Monday, December 31, 2012

ENTREPRENEUR/STARTUP SPECIAL.... Starship Enterprise ..Customer Engagement



STARTUP SPECIAL Starship Enterprise 

Powering Customer Engagement 

Firm has unique platform that does not require customers to fill up forms or carry membership cards

When Aneesh Reddy, Krishna Mehra and Ajay Modani—all alumni on IITKharagpur—quit their jobs to set up Capillary Technologies in 2008, they did so without any concrete business plan. “We were young and had no major responsibilities. So, it was the right time to take the risk,” says Reddy, now the CEO of Capillary, who was earlier with ITC. Mehra was at Microsoft Research and Modani at Danieli India when they took their entrepreneurial plunge. Their gamble has more than paid off, what with the Bangalore-based customer engagement solutions venture—which Capillary ultimately morphed into—having raised $15.5 million (about 85 crore now) in a first round of venture funding in September.
The friends had initially experimented with a few ideas. “Mobile and retail were booming and so we thought of focusing on these sectors,” says Reddy. They first created a traffic management solution for the Kolkata Police but dropped the idea when they realised there was not much revenue potential in the solution.
They then came up with a deal aggregation site. But the team quickly realised that in a post-Lehman world, retailers were more worried about getting customers into stores. “We asked retailers what they needed, what problem of theirs we could address. They all wanted some way of getting customers back in stores,” says 28-yearold Reddy.

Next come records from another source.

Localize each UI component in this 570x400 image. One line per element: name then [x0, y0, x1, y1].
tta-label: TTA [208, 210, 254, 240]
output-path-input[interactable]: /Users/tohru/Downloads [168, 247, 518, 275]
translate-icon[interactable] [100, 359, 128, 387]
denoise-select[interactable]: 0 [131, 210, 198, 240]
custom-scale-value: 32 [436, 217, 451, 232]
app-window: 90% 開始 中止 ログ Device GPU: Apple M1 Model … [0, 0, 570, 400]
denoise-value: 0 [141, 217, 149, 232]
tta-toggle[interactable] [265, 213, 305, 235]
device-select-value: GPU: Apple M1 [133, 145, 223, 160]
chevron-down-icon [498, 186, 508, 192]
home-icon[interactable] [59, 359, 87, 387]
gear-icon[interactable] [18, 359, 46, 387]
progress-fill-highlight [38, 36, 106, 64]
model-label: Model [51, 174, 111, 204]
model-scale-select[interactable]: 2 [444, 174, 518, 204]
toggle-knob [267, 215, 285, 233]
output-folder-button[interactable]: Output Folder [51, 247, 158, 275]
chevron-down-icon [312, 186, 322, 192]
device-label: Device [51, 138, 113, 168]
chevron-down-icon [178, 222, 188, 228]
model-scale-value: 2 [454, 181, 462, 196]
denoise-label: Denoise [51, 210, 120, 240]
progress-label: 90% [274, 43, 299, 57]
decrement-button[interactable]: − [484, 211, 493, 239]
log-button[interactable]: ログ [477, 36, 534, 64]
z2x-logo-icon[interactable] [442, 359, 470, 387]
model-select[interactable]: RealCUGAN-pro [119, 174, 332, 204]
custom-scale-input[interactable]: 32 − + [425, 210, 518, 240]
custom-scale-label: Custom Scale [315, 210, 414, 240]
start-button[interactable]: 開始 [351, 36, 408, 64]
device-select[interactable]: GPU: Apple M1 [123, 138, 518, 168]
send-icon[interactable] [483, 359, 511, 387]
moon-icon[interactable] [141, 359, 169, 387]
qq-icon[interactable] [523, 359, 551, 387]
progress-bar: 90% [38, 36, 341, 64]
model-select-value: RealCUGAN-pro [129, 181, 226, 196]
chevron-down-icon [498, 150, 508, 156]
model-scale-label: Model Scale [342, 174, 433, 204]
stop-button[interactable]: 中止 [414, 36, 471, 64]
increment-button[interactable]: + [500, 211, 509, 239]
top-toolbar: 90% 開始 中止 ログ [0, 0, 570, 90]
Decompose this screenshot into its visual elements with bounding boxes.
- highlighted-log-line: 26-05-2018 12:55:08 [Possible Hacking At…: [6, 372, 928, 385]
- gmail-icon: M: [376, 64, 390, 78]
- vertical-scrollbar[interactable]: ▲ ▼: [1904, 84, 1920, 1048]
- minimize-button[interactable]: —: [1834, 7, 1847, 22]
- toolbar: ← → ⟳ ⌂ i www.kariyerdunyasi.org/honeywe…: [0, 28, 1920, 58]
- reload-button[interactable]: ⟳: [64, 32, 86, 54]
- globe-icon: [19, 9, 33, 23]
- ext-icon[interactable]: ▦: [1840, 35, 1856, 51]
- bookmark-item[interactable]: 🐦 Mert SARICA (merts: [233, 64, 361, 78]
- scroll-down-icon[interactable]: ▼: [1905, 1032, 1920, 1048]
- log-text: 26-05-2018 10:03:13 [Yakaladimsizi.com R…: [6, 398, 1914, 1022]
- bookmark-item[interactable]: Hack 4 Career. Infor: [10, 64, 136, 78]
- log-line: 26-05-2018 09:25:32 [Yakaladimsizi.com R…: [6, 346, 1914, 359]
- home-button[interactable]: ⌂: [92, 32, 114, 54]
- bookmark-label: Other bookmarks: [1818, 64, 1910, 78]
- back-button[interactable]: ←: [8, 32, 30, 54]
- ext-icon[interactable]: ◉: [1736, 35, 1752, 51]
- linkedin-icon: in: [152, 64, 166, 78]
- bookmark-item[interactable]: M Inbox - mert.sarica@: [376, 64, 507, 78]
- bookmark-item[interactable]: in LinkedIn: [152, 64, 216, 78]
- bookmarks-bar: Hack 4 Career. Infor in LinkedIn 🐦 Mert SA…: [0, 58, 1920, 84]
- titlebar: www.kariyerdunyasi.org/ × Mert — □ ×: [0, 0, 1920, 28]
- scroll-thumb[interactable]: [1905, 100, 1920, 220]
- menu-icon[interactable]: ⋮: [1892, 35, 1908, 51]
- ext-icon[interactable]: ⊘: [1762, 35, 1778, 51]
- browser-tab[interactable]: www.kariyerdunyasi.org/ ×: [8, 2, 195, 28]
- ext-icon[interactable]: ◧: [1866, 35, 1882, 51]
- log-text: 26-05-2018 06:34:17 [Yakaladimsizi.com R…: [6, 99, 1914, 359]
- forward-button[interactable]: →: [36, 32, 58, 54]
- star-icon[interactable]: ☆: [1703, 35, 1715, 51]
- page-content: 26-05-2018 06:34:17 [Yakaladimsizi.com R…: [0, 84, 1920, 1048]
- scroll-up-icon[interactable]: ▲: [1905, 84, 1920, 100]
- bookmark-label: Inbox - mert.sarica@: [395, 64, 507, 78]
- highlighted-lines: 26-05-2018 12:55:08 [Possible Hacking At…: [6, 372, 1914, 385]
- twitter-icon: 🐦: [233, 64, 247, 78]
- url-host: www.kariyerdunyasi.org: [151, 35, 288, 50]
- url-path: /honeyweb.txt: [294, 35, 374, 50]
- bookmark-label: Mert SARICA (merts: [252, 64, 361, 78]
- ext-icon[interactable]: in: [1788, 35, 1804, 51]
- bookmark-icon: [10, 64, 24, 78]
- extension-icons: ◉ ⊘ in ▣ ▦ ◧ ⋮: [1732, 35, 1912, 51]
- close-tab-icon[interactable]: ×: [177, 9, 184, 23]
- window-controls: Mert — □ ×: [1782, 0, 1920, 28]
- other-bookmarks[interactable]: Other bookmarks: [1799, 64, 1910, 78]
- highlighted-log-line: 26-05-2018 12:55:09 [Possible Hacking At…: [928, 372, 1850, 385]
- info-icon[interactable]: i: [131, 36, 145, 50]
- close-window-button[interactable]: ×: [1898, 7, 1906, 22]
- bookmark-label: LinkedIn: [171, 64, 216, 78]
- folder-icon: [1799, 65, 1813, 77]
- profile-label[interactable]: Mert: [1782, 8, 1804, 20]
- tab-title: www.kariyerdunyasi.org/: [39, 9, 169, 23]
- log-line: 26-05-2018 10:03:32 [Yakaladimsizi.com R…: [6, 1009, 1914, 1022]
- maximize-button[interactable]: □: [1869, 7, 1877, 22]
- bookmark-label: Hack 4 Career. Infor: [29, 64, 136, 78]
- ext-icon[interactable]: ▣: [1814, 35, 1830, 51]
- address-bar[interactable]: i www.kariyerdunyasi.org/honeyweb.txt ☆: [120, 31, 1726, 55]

Armed with a 15 lakh soft loan from their alma mater’s entrepreneurial cell, they went about building a customer engagement platform that did not require customers to fill up forms or carry a membership card.
The customer information is captured incrementally at the billing counter each time he or she shops and the customer’s mobile number is his or her unique identification number.
The database is stored on the cloud and stores can choose to manage their own database or outsource the management to Capillary.
Like other Software as a Service (SaaS) models, the startup also charges a monthly fee of $100 to $500 per store per month. The product was launched in March 2009 and the company acquired its first five customers, including Indus-League Clothing, Indian Terrain, Numero Uno and Madura Fashion & Lifestyle’s People brand, soon after.
Capillary now provides clients analytics based on the data they gather, including details like shopping trends, customer preferences and profiling. Retailers can also run campaigns like sending out offers to a select group of customers through the platform.
Reddy says their most revolutionary product is the instant cross-selling engine, where a customer gets a discount on a product within a store as he is billing other products. “We have seen conversion rates of up to 30%,” says Reddy. The company now has 140 clients, including some big brands like Raymond, Pizza Hut, Puma, United Colors of Benetton, Peter England and Nike.
“When they came to us around three years ago their idea of no form-filling and no membership cards were revolutionary,” says Mrinmoy Mukherjee, director of marketing at Raymond. Mukherjee says their premium memberships have grown six times since they got onto Capillary’s platform. “Around 70% of our sales come from these members.”
In 2009, the company was placed second globally at QPrize, Qualcomm Ventures’ seed fund competition. This fetched them $10,000. In December that year, a handful of angel investors, including former chief executive of Cafe Coffee Day Naresh Malhotra, put in around $500,000 and in January 2011 a further set of angel investors, including Google India’s Managing Director Rajan Anandan, pumped in $1 million. It was following this round of angel investment that the company went international. “Our strategy was simple. We approached our India clients that had international presence,” says Reddy. The company now has clients in 16 countries across Europe, Middle East and South East Asia.
With the $15.5 million venture funding from Sequoia Capital, Norwest Venture Partners and Qualcomm Ventures this year, Reddy says they intend to expand their reach. The company, which is targeting around $7 million in revenue in the current financial year, services 10,000 stores. “We offer a strong value proposition to our clients. There is no reason why we cannot reach 500,000 stores soon,” he says.